Shree Nair: What is the importance of data lakes and their positive impact on a long-term data strategy?
Ravi Achukola: When we say data lake, we are pivoting to the federal data lake approach. Given the multiple cloud vendors, the key is to talk about integrating all kinds of data into the data lake and distributing the data to data marts and warehouses. The data lake serves for Corley to get the data and mash up the data as per how it is being consumed across the ecosystem.
Shree Nair: Any closing thoughts?
Neelesh Ajmani: Both data lake and data warehouse can sit together to meet both types of use cases that are mutually independent. Data warehouses are essential for analytics purposes, which is vital for any business.
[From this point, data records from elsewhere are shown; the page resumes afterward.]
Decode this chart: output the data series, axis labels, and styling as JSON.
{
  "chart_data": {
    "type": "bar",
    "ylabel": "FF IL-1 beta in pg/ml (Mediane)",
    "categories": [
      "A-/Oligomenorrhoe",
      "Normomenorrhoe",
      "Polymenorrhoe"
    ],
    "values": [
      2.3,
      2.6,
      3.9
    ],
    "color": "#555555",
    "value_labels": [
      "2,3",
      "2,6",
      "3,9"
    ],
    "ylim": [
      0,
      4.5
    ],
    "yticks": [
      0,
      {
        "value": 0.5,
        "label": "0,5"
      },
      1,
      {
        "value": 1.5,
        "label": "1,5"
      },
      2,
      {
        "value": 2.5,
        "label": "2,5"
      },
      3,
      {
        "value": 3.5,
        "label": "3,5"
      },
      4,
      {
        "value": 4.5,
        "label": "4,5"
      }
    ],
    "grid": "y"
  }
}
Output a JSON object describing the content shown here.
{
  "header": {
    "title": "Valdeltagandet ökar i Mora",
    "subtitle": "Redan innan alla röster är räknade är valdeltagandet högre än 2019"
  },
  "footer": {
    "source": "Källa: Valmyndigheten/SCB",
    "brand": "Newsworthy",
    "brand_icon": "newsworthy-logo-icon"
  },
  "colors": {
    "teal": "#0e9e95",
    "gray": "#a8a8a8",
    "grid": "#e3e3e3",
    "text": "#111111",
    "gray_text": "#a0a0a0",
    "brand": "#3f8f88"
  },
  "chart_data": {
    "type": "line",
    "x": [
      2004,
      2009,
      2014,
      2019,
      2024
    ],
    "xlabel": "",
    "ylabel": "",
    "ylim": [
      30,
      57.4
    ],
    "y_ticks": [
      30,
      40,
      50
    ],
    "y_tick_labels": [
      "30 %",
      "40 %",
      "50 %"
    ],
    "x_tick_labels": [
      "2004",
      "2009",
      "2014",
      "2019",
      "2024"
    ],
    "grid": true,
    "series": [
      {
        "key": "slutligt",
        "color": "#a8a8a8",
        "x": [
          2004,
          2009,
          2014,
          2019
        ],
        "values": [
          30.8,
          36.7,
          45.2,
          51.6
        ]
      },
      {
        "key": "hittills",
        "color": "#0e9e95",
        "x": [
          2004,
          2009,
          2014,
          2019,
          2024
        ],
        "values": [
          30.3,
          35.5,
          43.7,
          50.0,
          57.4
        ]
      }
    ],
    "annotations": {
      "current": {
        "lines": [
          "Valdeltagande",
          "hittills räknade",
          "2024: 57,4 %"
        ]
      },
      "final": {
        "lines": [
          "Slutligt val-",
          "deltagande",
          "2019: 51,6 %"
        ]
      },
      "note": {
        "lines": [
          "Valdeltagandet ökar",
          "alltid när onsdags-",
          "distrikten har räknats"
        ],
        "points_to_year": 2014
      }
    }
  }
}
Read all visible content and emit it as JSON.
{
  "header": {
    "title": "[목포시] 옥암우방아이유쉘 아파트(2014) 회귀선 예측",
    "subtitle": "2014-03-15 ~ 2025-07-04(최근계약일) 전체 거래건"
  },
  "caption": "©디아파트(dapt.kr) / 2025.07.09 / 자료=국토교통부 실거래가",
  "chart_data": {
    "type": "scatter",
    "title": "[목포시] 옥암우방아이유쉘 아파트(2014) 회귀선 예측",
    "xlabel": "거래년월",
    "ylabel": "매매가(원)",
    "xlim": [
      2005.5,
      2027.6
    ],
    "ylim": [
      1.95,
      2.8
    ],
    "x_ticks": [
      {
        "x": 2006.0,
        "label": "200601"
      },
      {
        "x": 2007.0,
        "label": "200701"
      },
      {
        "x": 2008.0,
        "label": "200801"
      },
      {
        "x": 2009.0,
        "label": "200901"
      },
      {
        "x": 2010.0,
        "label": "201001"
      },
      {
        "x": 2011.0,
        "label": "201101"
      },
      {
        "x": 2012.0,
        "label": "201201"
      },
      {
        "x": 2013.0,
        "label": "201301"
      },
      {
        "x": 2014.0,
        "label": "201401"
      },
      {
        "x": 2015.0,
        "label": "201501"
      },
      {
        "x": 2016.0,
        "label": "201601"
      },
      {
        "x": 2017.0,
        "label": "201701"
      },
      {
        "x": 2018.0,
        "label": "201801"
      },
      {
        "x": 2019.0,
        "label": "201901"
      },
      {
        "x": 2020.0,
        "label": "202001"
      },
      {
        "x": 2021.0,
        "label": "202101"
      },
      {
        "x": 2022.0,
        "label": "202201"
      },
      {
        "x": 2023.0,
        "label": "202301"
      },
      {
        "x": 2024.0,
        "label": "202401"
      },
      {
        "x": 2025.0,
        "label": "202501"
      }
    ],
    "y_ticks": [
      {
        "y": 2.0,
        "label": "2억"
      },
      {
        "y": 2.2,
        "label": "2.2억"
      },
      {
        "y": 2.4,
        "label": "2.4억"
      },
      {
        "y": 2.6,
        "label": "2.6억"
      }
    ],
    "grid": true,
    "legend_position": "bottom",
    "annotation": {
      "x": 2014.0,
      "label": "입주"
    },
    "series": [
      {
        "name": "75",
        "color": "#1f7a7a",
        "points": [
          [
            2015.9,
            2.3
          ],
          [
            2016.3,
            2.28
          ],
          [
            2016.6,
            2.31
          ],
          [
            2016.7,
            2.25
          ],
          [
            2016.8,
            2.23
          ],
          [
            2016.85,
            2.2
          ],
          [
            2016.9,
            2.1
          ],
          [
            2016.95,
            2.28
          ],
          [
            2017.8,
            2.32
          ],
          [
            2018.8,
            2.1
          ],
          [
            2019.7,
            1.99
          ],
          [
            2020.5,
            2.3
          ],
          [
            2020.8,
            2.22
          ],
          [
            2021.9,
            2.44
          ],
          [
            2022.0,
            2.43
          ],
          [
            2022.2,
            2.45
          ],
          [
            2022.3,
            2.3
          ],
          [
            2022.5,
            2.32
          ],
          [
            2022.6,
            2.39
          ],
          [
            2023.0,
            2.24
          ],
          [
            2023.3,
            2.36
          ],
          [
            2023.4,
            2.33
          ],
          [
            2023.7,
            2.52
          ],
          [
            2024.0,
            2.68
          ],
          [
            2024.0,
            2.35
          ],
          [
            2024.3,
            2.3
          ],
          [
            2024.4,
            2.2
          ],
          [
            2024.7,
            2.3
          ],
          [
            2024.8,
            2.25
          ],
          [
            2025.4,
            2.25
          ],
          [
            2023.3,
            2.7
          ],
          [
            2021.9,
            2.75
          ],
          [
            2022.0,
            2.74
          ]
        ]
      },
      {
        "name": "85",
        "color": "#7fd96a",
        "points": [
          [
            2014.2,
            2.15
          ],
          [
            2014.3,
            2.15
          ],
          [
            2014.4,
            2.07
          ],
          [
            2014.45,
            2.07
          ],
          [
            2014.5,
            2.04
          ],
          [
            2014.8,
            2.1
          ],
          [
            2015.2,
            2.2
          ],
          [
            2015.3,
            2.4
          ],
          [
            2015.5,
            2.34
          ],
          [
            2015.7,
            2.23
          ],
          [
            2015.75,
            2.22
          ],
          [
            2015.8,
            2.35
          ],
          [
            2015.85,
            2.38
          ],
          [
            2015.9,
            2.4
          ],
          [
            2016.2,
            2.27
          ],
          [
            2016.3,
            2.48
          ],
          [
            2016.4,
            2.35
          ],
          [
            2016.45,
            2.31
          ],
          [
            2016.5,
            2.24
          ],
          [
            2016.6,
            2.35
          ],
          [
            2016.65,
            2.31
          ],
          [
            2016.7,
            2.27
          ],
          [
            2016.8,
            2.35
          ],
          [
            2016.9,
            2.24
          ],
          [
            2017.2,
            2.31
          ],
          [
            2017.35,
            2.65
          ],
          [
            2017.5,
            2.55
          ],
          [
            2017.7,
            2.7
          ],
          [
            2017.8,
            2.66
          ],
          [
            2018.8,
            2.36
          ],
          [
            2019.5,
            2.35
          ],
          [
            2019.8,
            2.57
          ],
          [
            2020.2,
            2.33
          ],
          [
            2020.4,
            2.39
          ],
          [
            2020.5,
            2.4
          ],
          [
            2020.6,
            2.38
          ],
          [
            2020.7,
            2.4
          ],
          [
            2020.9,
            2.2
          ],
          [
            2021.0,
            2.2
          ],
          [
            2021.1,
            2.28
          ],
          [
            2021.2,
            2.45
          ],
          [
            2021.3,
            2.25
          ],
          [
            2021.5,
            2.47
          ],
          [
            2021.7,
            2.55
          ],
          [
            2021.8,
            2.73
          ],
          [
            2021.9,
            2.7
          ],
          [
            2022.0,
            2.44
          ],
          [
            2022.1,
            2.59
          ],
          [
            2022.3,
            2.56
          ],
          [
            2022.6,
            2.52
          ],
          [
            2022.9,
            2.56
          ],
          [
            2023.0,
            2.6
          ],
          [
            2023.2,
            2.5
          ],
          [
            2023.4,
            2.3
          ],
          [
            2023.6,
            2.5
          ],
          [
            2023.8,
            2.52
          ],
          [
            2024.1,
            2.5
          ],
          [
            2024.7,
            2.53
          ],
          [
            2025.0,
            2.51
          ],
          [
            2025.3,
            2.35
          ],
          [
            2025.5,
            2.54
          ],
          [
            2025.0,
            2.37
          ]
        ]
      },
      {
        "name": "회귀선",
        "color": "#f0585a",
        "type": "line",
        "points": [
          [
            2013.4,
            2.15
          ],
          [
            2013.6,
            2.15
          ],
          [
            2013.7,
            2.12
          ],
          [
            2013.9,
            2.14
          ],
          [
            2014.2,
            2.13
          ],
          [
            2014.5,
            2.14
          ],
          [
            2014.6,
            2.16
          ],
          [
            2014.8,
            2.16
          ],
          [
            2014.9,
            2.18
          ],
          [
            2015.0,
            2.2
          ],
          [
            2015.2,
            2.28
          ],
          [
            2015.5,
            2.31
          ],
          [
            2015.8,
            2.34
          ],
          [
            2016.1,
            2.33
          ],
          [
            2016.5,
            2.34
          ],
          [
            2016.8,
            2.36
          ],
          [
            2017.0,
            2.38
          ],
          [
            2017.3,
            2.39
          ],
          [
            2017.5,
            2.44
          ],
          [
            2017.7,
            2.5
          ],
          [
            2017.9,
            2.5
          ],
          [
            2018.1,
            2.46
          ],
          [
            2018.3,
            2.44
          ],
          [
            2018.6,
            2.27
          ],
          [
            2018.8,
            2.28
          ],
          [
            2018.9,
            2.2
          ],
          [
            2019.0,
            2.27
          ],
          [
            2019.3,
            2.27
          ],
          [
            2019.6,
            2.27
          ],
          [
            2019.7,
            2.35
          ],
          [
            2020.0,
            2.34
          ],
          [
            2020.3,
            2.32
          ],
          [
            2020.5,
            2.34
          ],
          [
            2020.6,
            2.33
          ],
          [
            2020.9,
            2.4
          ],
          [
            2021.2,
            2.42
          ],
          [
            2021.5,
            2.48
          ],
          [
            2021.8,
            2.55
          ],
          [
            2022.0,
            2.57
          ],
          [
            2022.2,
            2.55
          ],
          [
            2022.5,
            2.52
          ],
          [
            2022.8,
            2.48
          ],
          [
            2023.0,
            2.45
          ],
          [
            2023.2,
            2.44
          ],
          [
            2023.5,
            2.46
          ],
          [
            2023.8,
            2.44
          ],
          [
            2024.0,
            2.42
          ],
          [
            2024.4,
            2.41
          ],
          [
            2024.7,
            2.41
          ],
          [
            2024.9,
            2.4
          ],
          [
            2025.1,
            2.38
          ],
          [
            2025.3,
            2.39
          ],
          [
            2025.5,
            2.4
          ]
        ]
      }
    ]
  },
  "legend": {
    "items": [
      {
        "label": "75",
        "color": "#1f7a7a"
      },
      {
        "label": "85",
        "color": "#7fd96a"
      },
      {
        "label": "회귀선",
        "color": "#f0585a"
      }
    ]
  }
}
Whereas, data lake helps you assemble all kinds of structured and unstructured, and semi-structured data in one place. The data warehouse aggregates and transforms data and makes it easily consumable for businesses. The data lake is still crucial because of predictive analytics. For example, pharma companies using AI and ML would be forced to go in that direction as the combination of structured, unstructured, and semi-structured cannot be done through data warehouses. However, the question arises how do you combine all that into a modern architecture that can help solve the problems by keeping both the platforms together and having both types of use cases managed for the aggregation of data and separation from the business user perspective. That’s where I think both data lake and data warehouse can play a role and lead to more use cases.
One of the use cases that I can think of in modern data architecture is the R&D environment. However, the process is so slow; that there is no predictive analytics. It’s all based on reactive analytics. You can collate the data point and prepare the datasets to do AI and predictive analytics before you jump onto the traditional way of clinical trials. It all depends upon innovation, and innovation will bring in new use cases.
Ravi Achukola Data lake and data warehouse have a grey line. I wouldn’t say one is parallel to the second to fit the purpose. Businesses are demanding real-time or almost near real-time analytics. Data lakes and data warehouses are best for this purpose, but when you have discrete data coming from different clouds. All you need to do is mashup in real-time, do a fast turnaround, so it is essential for us to build modern data architecture to help the customer, make their journey smooth, more effective, and turn that into an opportunity for us.